Auch das Handwerk der rechtmäßigen Gewaltanwendung gegen Bürger, die das Recht
verletzen, will gelernt sein. Darum bemüht man sich bei der Polizei seit Jahr und Tag. Dort
hat man aus Fehlern gelernt, und man unterliegt der allgemeinen sowie vor allem der
parlamentarischen Kontrolle.
Wer soll eigentlich die Kiezpolizei ausbilden? Wer soll sie kontrollieren? Die
Bezirksverordnetenversammlungen sind keine Parlamente, sondern Teile der Verwaltung.
Kein Bürgermeister ist an deren Beschlüsse gebunden. Und welche Tageszeitung würde lieber
über Fehlgriffe bezirklicher Angestellter in einem Volkspark schreiben als über die jüngste
Party virtueller „Superstars“?
Wieder fällt ein Gemeinwesen unter das von Max Weber formulierte rechtsstaatliche Niveau.

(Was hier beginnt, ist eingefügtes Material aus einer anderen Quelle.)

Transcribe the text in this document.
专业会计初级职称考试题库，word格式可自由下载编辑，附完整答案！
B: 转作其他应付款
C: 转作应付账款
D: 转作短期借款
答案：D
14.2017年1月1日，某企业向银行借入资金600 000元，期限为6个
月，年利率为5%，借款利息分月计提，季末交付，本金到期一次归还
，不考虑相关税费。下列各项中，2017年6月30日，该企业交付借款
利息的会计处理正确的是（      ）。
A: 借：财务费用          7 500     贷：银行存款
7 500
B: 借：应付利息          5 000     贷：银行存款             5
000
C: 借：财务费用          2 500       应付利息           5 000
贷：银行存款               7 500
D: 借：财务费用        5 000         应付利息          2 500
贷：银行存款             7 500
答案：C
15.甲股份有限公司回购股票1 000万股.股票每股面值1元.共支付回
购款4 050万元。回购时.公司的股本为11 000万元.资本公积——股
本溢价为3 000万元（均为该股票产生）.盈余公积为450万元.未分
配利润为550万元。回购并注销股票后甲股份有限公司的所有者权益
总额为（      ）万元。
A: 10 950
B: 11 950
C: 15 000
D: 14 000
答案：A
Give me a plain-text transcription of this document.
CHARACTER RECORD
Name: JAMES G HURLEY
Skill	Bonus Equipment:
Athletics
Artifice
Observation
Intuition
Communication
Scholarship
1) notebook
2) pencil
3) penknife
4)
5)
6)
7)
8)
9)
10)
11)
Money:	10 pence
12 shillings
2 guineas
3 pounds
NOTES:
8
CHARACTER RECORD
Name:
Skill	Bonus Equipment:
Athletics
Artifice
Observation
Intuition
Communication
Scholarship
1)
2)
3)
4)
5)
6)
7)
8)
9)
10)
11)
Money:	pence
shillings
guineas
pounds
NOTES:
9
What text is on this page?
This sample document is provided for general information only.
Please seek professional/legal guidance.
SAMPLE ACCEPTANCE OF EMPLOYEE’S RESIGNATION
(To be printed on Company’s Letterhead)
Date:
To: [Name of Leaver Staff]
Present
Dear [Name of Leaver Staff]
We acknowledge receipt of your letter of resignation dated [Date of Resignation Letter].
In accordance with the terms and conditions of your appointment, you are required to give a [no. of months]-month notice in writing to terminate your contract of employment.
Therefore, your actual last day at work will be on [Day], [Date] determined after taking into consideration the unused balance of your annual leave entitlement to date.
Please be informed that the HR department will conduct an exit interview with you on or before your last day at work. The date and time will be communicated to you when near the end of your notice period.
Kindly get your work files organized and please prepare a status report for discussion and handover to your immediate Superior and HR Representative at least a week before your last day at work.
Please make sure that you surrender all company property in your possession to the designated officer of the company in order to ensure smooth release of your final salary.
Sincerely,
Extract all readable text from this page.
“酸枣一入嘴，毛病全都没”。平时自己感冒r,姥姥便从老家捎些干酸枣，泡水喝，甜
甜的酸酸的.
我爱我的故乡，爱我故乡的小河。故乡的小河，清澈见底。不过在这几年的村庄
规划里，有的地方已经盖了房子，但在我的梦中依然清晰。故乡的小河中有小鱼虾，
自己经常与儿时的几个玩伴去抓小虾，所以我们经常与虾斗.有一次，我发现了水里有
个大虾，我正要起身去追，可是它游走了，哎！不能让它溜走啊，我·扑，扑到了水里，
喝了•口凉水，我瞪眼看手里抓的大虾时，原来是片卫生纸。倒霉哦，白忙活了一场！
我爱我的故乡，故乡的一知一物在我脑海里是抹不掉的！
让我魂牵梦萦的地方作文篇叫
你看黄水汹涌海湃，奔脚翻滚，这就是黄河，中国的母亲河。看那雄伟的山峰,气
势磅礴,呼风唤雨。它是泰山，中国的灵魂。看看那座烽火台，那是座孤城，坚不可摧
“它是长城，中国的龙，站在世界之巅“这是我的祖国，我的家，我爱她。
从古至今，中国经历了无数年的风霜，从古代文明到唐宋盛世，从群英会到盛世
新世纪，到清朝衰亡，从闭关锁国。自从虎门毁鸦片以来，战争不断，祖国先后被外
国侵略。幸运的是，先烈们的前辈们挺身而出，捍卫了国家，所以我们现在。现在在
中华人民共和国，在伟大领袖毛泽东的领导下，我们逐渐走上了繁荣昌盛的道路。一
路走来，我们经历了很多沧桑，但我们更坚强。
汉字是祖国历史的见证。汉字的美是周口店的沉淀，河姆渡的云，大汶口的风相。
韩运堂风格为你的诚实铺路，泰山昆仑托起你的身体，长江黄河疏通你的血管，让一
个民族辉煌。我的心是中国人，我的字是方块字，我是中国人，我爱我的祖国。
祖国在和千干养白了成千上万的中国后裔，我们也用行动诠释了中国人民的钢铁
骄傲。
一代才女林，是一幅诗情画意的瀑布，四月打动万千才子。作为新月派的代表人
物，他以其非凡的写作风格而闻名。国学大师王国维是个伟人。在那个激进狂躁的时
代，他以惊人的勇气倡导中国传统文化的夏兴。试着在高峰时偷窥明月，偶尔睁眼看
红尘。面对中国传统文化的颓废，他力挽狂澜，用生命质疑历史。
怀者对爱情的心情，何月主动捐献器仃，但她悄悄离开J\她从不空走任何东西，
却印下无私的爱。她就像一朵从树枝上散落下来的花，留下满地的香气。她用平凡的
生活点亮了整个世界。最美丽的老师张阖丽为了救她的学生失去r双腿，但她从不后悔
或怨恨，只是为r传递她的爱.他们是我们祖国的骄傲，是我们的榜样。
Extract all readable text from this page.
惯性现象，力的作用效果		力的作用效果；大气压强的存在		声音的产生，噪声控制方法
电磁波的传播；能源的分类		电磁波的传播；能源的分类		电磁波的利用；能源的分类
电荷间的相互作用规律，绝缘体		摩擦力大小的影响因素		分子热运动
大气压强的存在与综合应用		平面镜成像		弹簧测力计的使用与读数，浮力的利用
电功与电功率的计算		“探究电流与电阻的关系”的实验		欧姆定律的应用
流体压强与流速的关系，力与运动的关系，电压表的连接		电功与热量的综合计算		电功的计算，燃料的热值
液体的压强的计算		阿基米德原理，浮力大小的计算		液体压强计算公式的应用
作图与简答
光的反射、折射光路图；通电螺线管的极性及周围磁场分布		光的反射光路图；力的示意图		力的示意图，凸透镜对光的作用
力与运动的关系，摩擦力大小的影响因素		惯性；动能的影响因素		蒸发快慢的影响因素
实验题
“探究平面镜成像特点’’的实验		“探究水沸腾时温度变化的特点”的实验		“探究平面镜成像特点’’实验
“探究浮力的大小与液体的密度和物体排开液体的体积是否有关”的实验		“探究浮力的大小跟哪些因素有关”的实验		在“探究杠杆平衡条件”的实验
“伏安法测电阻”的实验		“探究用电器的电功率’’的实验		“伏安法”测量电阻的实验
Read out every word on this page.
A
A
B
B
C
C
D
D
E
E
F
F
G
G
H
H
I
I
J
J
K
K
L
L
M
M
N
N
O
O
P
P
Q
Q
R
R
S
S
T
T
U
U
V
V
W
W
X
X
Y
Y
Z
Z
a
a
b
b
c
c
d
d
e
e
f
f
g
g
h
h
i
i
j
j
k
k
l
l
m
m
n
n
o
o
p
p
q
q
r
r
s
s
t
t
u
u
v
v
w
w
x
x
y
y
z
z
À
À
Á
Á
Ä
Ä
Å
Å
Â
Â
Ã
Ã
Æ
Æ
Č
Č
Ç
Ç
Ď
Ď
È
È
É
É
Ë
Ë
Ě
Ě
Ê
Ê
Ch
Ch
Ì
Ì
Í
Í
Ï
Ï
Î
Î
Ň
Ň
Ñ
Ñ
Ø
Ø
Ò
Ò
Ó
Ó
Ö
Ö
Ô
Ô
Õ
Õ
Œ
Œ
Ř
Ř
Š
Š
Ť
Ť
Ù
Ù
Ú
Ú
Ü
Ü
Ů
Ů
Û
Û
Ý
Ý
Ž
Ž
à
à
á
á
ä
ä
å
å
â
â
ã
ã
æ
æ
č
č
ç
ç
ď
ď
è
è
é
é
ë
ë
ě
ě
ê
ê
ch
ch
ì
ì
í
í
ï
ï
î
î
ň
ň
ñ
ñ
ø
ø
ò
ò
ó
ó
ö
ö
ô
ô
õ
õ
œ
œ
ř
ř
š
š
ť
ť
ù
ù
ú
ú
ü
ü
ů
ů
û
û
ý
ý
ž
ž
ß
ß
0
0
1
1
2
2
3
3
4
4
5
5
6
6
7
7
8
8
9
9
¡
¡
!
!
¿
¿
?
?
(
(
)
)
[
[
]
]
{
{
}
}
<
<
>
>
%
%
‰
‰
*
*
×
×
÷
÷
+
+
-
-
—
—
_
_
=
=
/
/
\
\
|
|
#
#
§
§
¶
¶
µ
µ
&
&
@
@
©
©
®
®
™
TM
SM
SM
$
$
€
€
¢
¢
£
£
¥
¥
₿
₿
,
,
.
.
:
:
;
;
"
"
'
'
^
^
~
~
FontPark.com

In Berlin sehen sich manche Bezirksbürgermeister schon als kleine Polizeipräsidenten, nur
werden sie keine für den heiklen gewaltsamen Umgang mit Bürgern geeignete „Polizei“
bekommen, sondern eine Sparversion, die den Fiskus zwar entlastet, den Bürgern vor Ort aber
neue Unsicherheiten bringen wird.
Mit der Billig- oder Kiezpolizei jedenfalls wird kein Staat zu machen sein.